= Folmer Bonnén =

Danish artist

Folmer Bonnén (17 February 1885 - 10 October 1960) was a Danish painter and journalist. He was one of the founding members of the grouping of modern artists known as De Tretten where, in 1909, he exhibited a large colourful painting Ungdom i aftensol (Youth in the Evening Sun), causing quite a stir. Kristian Zahrtmann immediately supported the daring work, rewarding Bonnén with a stipendium.
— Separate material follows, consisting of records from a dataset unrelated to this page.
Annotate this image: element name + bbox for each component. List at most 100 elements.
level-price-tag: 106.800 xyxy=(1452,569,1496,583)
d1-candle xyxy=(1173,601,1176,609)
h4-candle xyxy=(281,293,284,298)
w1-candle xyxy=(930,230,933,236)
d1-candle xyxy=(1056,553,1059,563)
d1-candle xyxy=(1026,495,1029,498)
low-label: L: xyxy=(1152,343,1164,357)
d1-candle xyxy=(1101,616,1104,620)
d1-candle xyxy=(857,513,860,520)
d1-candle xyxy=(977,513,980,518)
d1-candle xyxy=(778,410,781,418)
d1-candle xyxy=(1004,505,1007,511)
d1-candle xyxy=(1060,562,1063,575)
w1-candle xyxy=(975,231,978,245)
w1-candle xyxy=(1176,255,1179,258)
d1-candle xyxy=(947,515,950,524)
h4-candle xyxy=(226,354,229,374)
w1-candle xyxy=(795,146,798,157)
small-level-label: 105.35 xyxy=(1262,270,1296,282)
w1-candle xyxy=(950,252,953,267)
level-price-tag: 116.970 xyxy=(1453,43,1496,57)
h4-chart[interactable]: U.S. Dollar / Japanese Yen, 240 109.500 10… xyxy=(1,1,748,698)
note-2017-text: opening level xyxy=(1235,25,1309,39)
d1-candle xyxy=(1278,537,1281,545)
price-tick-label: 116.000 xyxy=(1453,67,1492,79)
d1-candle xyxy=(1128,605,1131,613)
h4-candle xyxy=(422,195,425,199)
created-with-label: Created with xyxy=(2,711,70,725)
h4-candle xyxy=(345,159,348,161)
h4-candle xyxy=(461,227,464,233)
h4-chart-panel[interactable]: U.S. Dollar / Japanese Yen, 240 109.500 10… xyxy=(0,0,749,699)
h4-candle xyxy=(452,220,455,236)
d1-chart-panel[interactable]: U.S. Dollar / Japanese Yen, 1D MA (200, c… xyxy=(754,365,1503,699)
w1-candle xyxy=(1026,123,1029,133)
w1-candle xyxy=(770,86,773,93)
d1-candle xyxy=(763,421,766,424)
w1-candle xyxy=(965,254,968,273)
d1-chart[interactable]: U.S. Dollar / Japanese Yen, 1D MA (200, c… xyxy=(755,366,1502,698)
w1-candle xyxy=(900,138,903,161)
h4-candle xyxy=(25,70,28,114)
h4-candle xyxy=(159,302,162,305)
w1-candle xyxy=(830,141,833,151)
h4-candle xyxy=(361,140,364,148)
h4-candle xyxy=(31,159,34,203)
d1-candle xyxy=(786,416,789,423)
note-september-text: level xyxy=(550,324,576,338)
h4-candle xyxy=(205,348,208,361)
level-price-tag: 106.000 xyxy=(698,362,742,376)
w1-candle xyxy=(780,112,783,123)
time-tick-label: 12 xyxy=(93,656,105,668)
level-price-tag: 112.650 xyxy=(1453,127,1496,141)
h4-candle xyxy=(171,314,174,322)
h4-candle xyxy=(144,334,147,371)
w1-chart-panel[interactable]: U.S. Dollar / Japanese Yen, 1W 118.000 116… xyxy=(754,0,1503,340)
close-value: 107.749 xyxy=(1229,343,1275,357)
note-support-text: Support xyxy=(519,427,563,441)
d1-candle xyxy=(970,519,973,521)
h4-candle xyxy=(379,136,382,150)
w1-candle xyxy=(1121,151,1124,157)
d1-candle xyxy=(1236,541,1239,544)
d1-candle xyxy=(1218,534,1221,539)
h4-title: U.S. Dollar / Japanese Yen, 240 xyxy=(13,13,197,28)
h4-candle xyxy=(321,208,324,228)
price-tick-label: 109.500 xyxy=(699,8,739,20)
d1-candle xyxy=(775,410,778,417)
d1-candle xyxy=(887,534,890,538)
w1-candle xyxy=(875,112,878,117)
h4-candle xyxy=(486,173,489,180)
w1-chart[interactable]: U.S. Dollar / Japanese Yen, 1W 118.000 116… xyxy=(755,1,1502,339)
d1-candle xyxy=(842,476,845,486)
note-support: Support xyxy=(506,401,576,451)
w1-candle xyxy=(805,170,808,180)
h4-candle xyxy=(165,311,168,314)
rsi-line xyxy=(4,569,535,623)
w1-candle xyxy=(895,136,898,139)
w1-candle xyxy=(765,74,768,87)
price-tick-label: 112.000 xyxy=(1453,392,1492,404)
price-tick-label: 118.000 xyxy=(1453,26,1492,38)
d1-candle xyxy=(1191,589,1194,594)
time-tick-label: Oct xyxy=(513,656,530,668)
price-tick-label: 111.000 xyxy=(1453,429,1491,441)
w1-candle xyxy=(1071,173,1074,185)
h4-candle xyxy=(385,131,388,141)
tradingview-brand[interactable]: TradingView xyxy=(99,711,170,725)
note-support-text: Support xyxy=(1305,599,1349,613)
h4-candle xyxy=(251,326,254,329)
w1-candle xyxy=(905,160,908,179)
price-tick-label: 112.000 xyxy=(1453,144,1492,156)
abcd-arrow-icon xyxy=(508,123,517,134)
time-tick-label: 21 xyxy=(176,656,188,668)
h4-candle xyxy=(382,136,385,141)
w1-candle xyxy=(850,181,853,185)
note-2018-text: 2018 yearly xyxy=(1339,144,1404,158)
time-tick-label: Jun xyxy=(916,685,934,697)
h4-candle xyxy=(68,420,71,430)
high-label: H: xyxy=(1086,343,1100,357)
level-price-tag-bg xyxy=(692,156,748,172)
His work was part of the painting event in the art competition at the 1924 Summer Olympics.

As can be seen from his solo exhibition in 1942, Bonnén's later paintings were much more subdued as, no doubt under the influence of the Nazis, he sought to contribute to "national culture". Indeed, during the Second World War, he worked as a journalist for the Nazi newspaper Fædrelandet. Further, according to the Bovrup File Bonnén joined the DNSAP in April 1940, just prior to Germany's invasion of Denmark.

Bunnén had extensive interests in culture. He developed a new technique called Dansk Fresko (Danish fresco) based on the use of casein paint on cement. He also sang as a tenor in 1915, translated Heinrich Heine in his 1919 Lyrisk Intermezzo and wrote poems for children. In 1918, he opened a painting school. His student was Frede Salling.